A specific planting strategy that has been recommended to reduce selection is the use of seed mixtures of toxin-expressing and toxin-free plants to provide prepackaged refugia. The seed mix strategy, still controversial, would probably only be effective for insect species whose larvae move very little between plants (250, 364) or whose adults acquire a mate visually over a short distance (320).

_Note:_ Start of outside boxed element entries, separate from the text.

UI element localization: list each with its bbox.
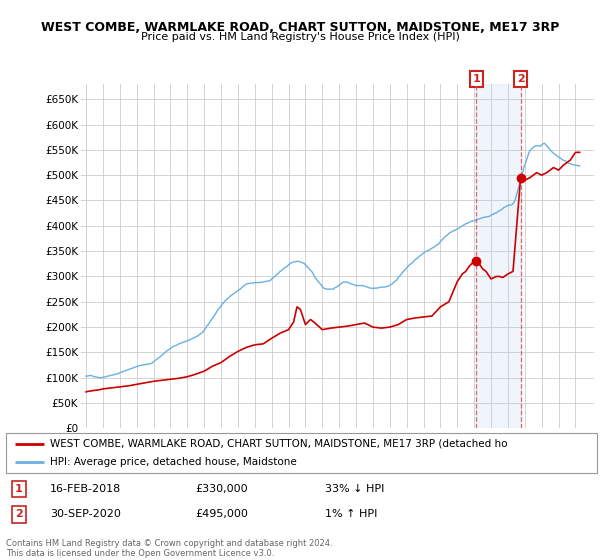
Text: 2: 2	[517, 74, 524, 84]
Text: £330,000: £330,000	[195, 484, 248, 494]
Text: 1: 1	[472, 74, 480, 84]
Text: WEST COMBE, WARMLAKE ROAD, CHART SUTTON, MAIDSTONE, ME17 3RP: WEST COMBE, WARMLAKE ROAD, CHART SUTTON,…	[41, 21, 559, 34]
Bar	[476, 84, 521, 428]
Text: 1% ↑ HPI: 1% ↑ HPI	[325, 510, 377, 520]
Text: 1: 1	[15, 484, 23, 494]
Text: 33% ↓ HPI: 33% ↓ HPI	[325, 484, 385, 494]
Text: HPI: Average price, detached house, Maidstone: HPI: Average price, detached house, Maid…	[50, 458, 297, 467]
Text: £495,000: £495,000	[195, 510, 248, 520]
Text: 16-FEB-2018: 16-FEB-2018	[50, 484, 122, 494]
Text: 30-SEP-2020: 30-SEP-2020	[50, 510, 121, 520]
FancyBboxPatch shape	[6, 433, 597, 473]
Text: Contains HM Land Registry data © Crown copyright and database right 2024.
This d: Contains HM Land Registry data © Crown c…	[6, 539, 332, 558]
Text: 2: 2	[15, 510, 23, 520]
Text: Price paid vs. HM Land Registry's House Price Index (HPI): Price paid vs. HM Land Registry's House …	[140, 32, 460, 43]
Text: WEST COMBE, WARMLAKE ROAD, CHART SUTTON, MAIDSTONE, ME17 3RP (detached ho: WEST COMBE, WARMLAKE ROAD, CHART SUTTON,…	[50, 439, 508, 449]
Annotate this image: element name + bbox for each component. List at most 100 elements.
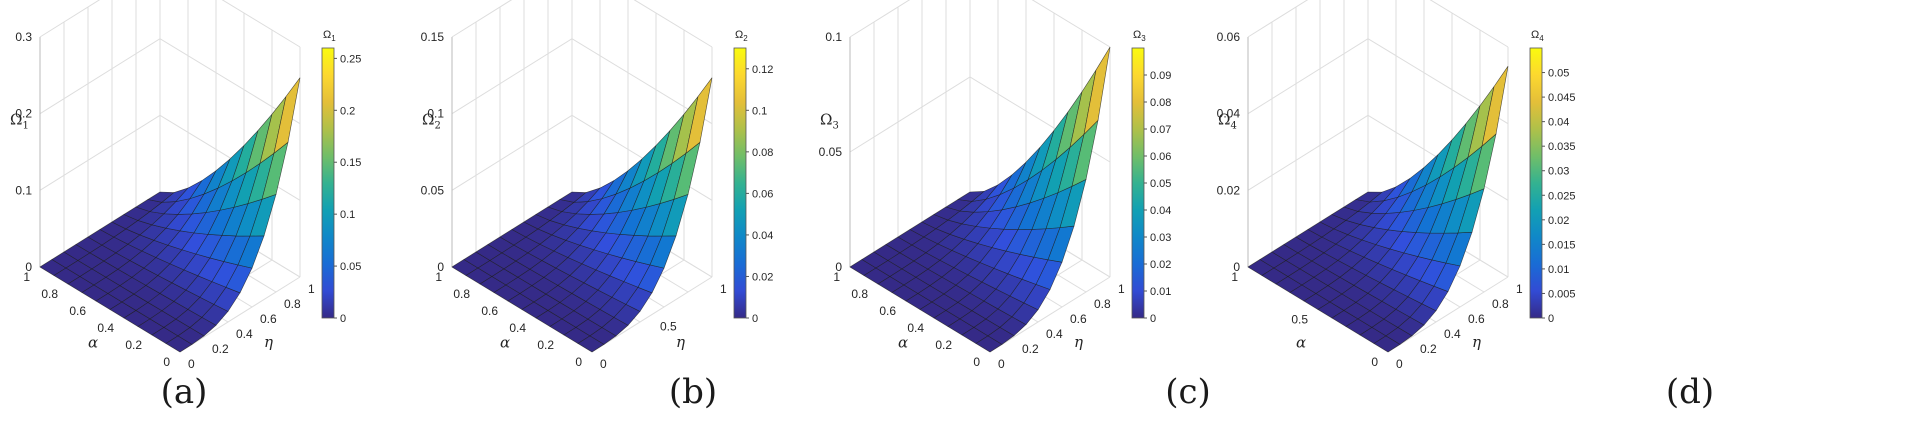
alpha-tick-label: 0.6: [481, 304, 498, 318]
z-tick-label: 0.1: [427, 107, 444, 121]
z-tick-label: 0.1: [825, 30, 842, 44]
grid-line: [39, 38, 301, 125]
alpha-tick-label: 0.8: [851, 287, 868, 301]
colorbar-tick-label: 0: [1548, 313, 1554, 325]
colorbar-tick-label: 0: [1150, 313, 1156, 325]
surface-patch: [1481, 65, 1509, 147]
eta-tick-label: 0.2: [212, 342, 229, 356]
colorbar-tick-label: 0.04: [752, 230, 773, 242]
grid-line: [989, 276, 1111, 353]
colorbar: [733, 47, 747, 319]
alpha-tick-label: 0.2: [935, 338, 952, 352]
eta-axis-label: η: [1074, 333, 1083, 351]
colorbar-tick-label: 0.06: [1150, 151, 1171, 163]
eta-tick-label: 0.4: [236, 327, 253, 341]
caption-a: (a): [160, 372, 208, 412]
z-tick-label: 0.05: [819, 145, 843, 159]
colorbar-tick-label: 0.03: [1150, 232, 1171, 244]
z-tick-label: 0.1: [15, 183, 32, 197]
z-tick-label: 0.06: [1217, 30, 1241, 44]
eta-tick-label: 1: [1516, 282, 1523, 296]
alpha-tick-label: 0.2: [125, 338, 142, 352]
alpha-tick-label: 0.8: [41, 287, 58, 301]
surface: [39, 77, 301, 353]
colorbar-tick-label: 0.08: [752, 147, 773, 159]
z-tick-label: 0: [437, 260, 444, 274]
z-tick-label: 0.05: [421, 183, 445, 197]
panel-b: 0 0.05 0.1 0.15 0 0.2 0.4 0.6 0.8 1 0 0.5 1 α η Ω2 0 0.02…: [412, 0, 888, 423]
colorbar-tick-label: 0.15: [340, 157, 361, 169]
alpha-tick-label: 0.8: [453, 287, 470, 301]
colorbar-title: Ω3: [1133, 29, 1146, 43]
z-tick-label: 0.02: [1217, 183, 1241, 197]
eta-tick-label: 1: [1118, 282, 1125, 296]
eta-tick-label: 0: [998, 357, 1005, 371]
eta-axis-label: η: [1472, 333, 1481, 351]
eta-tick-label: 0: [600, 357, 607, 371]
colorbar-tick-label: 0.1: [752, 105, 767, 117]
colorbar: [1529, 47, 1543, 319]
alpha-tick-label: 0.6: [69, 304, 86, 318]
colorbar-tick-label: 0: [752, 313, 758, 325]
eta-tick-label: 0.5: [660, 320, 677, 334]
alpha-tick-label: 0.6: [879, 304, 896, 318]
colorbar-tick-label: 0.005: [1548, 288, 1576, 300]
eta-tick-label: 0.4: [1046, 327, 1063, 341]
alpha-tick-label: 0.2: [537, 338, 554, 352]
caption-d: (d): [1665, 372, 1715, 412]
grid-line: [39, 0, 301, 48]
colorbar-tick-label: 0.01: [1150, 286, 1171, 298]
alpha-tick-label: 1: [23, 270, 30, 284]
colorbar-tick-label: 0.05: [340, 261, 361, 273]
colorbar-tick-label: 0.08: [1150, 97, 1171, 109]
eta-tick-label: 1: [720, 282, 727, 296]
alpha-tick-label: 0: [973, 355, 980, 369]
z-axis-label: Ω3: [820, 110, 839, 131]
grid-line: [849, 0, 1111, 48]
grid-line: [1387, 276, 1509, 353]
eta-tick-label: 0: [1396, 357, 1403, 371]
surface: [451, 77, 713, 353]
z-tick-label: 0.04: [1217, 107, 1241, 121]
z-tick-label: 0.2: [15, 107, 32, 121]
grid-line: [179, 276, 301, 353]
surface-patch: [273, 77, 301, 154]
eta-tick-label: 0.6: [1468, 312, 1485, 326]
z-tick-label: 0: [1233, 260, 1240, 274]
grid-line: [1247, 0, 1509, 48]
grid-line: [451, 38, 713, 125]
eta-tick-label: 0.6: [260, 312, 277, 326]
alpha-tick-label: 0.5: [1291, 313, 1308, 327]
eta-axis-label: η: [676, 333, 685, 351]
colorbar-tick-label: 0.04: [1548, 117, 1569, 129]
eta-tick-label: 0.8: [1094, 297, 1111, 311]
alpha-tick-label: 1: [435, 270, 442, 284]
caption-b: (b): [668, 372, 718, 412]
colorbar-tick-label: 0.025: [1548, 190, 1576, 202]
colorbar-tick-label: 0.035: [1548, 141, 1576, 153]
alpha-axis-label: α: [88, 334, 98, 352]
z-tick-label: 0: [835, 260, 842, 274]
colorbar-tick-label: 0.12: [752, 64, 773, 76]
colorbar-tick-label: 0.05: [1150, 178, 1171, 190]
colorbar-tick-label: 0.06: [752, 188, 773, 200]
colorbar: [1131, 47, 1145, 319]
z-tick-label: 0.15: [421, 30, 445, 44]
alpha-tick-label: 0: [163, 355, 170, 369]
eta-tick-label: 0.2: [1420, 342, 1437, 356]
alpha-axis-label: α: [500, 334, 510, 352]
colorbar-tick-label: 0.02: [1548, 215, 1569, 227]
alpha-axis-label: α: [898, 334, 908, 352]
grid-line: [591, 276, 713, 353]
colorbar-tick-label: 0.02: [1150, 259, 1171, 271]
eta-tick-label: 1: [308, 282, 315, 296]
eta-axis-label: η: [264, 333, 273, 351]
z-tick-label: 0.3: [15, 30, 32, 44]
z-tick-label: 0: [25, 260, 32, 274]
grid-line: [1247, 38, 1509, 125]
colorbar-title: Ω1: [323, 29, 336, 43]
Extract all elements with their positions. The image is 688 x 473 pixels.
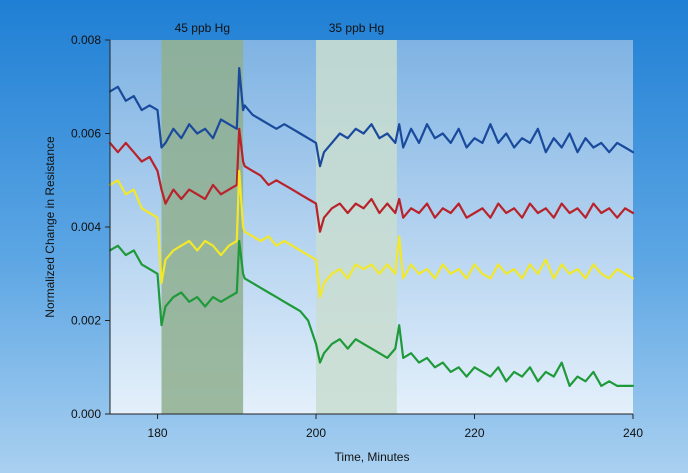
- x-tick-label: 240: [623, 426, 643, 440]
- y-tick-label: 0.004: [71, 220, 101, 234]
- x-tick-label: 220: [464, 426, 484, 440]
- y-axis-title: Normalized Change in Resistance: [43, 136, 57, 318]
- series-line-green: [108, 239, 635, 387]
- y-tick-label: 0.006: [71, 127, 101, 141]
- series-line-yellow: [108, 169, 635, 299]
- y-tick-label: 0.008: [71, 33, 101, 47]
- series-line-red: [108, 127, 635, 233]
- x-axis-title: Time, Minutes: [335, 450, 410, 464]
- y-tick-label: 0.002: [71, 314, 101, 328]
- shaded-region-1: [161, 40, 244, 414]
- x-tick-label: 180: [148, 426, 168, 440]
- shaded-region-label-2: 35 ppb Hg: [329, 21, 384, 35]
- y-tick-label: 0.000: [71, 407, 101, 421]
- x-tick-label: 200: [306, 426, 326, 440]
- shaded-region-2: [316, 40, 397, 414]
- shaded-region-label-1: 45 ppb Hg: [175, 21, 230, 35]
- series-line-blue: [108, 66, 635, 168]
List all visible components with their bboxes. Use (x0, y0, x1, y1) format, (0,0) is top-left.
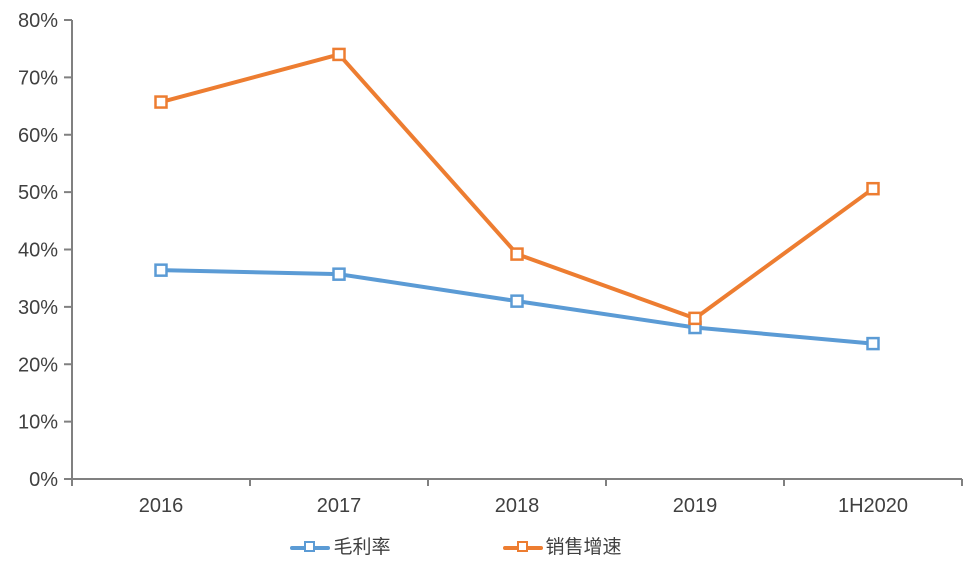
data-point-marker-sales-growth[interactable] (154, 95, 168, 109)
y-axis-tick-label: 20% (18, 354, 58, 376)
y-axis-tick-label: 70% (18, 67, 58, 89)
legend-item-sales-growth[interactable]: 销售增速 (502, 536, 622, 558)
legend-square-icon (516, 541, 528, 552)
data-point-marker-gross-margin[interactable] (510, 294, 524, 308)
y-axis-tick-label: 30% (18, 297, 58, 319)
data-point-marker-gross-margin[interactable] (866, 336, 880, 351)
x-axis-category-label: 2016 (139, 495, 184, 517)
y-axis-tick-label: 50% (18, 182, 58, 204)
legend-label-gross-margin: 毛利率 (333, 536, 391, 558)
data-point-marker-gross-margin[interactable] (332, 267, 346, 281)
legend-marker-gross-margin-icon (290, 540, 331, 554)
legend-square-icon (304, 541, 316, 552)
legend-marker-sales-growth-icon (502, 540, 543, 554)
y-axis-tick-label: 0% (29, 469, 58, 491)
legend-item-gross-margin[interactable]: 毛利率 (290, 536, 391, 558)
legend-label-sales-growth: 销售增速 (545, 536, 622, 558)
y-axis-tick-label: 10% (18, 412, 58, 434)
data-point-marker-sales-growth[interactable] (510, 247, 524, 261)
series-line-sales-growth (159, 52, 875, 321)
x-axis-category-label: 2018 (495, 495, 540, 517)
data-point-marker-sales-growth[interactable] (332, 47, 346, 62)
x-axis-category-label: 1H2020 (838, 495, 908, 517)
data-point-marker-sales-growth[interactable] (866, 181, 880, 196)
data-point-marker-gross-margin[interactable] (154, 263, 168, 277)
x-axis-category-label: 2017 (317, 495, 362, 517)
y-axis-tick-label: 80% (18, 10, 58, 32)
y-axis-tick-label: 40% (18, 240, 58, 262)
chart-legend: 毛利率 销售增速 (0, 533, 942, 561)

Another valuable option for resistance management, in combination with the use of refugia, is the expression of multiple Cry proteins in crops or incorporation of multiple proteins in B. thuringiensis sprays, provided these toxins have different modes of action (321) with respect to the insect’s mechanism of resistance. Cry toxins that recognize different receptors in the same target species could be deployed in this strategy, since they are less prone to cross-resistance. As noted above, diamondback moth populations resistant to field applications of Cry1A-containing B. thuringiensis formulations showed minimal cross-resistance to other crystal proteins such as Cry1Ba, Cry1Bb, Cry1Ca, Cry1Da, Cry1Ia, Cry2A, and Cry9Ca, while they were cross-resistant to Cry1Fa and Cry1Ja (198, 365, 369, 372). There are several other insect species in which Cry toxins with different receptor specificities are known (93, 105, 113, 163, 198, 394, 395). For many insect species, multiple Cry1A proteins would not be an appropriate choice, since some of these proteins share binding sites with one another (94, 106, 395, 413) and even with other toxins of the Cry1 class (97). Yet for other insects, Cry1A proteins have been shown, at least on ligand blots, to recognize different binding proteins (211, 385, 386, 388). Additionally, B. thuringiensis Cry toxins could be combined with other insecticidal proteins. The multiple-attack strategy assumes that within a population, if insects homozygous for one resistance gene are rare, then insects homozygous for multiple resistance genes are extremely rare. Crops or sprays deploying multiple toxins would still control even insects homozygous for one or two resistance genes yet heterozygous for another gene. A critical condition for the success of this strategy is that each of the insecticides on its own should have high mortality for susceptible homozygotes (321). An example is O. nubilalis, in which Cry1Ab and Cry1Ba, both highly active, bind to different receptors (94). A strong argument for the utility of multiple-gene pyramiding is found in the recent results of Georghiou and Wirth (133). Their field-collected C. quinquefasciatus populations readily developed resistance in the laboratory to a single B. thuringiensis subsp. israelensis toxin (Cry11A) but remained remarkably sensitive when selection was with the full complement of toxins from this variety.

Due to the urgent need for a more complete understanding of the parameters of effective resistance management, companies developing B. thuringiensis biopesticidal sprays and transgenic plants formed the B. thuringiensis Management Working Group in 1988 to promote research on the judicious use of B. thuringiensis products. It is hoped that an increased understanding of the complex interplay among Cry toxins, their bacterial hosts, their target organisms, and the ecosystems they share will allow for the long-term, effective use of Cry toxins for pest management.

ADDENDUM IN PROOF

After this review was accepted for publication, an analysis of the effect of ligand blot conditions on the binding of Cry1A toxins to the cadherin-like 210-kDA receptor from M. sexta was published (T. P. Keaton, B. R. Francis, W. S. A. Maaty, and L. A. Bulla, Jr., Appl. Environ. Microbiol. 64:2158–2165, 1998). Under a variety of conditions, this cadherin-like protein bound not only Cry1Ab but also Cry1Aa and Cry1Ac, suggesting that it is an important receptor for all three Cry1A proteins.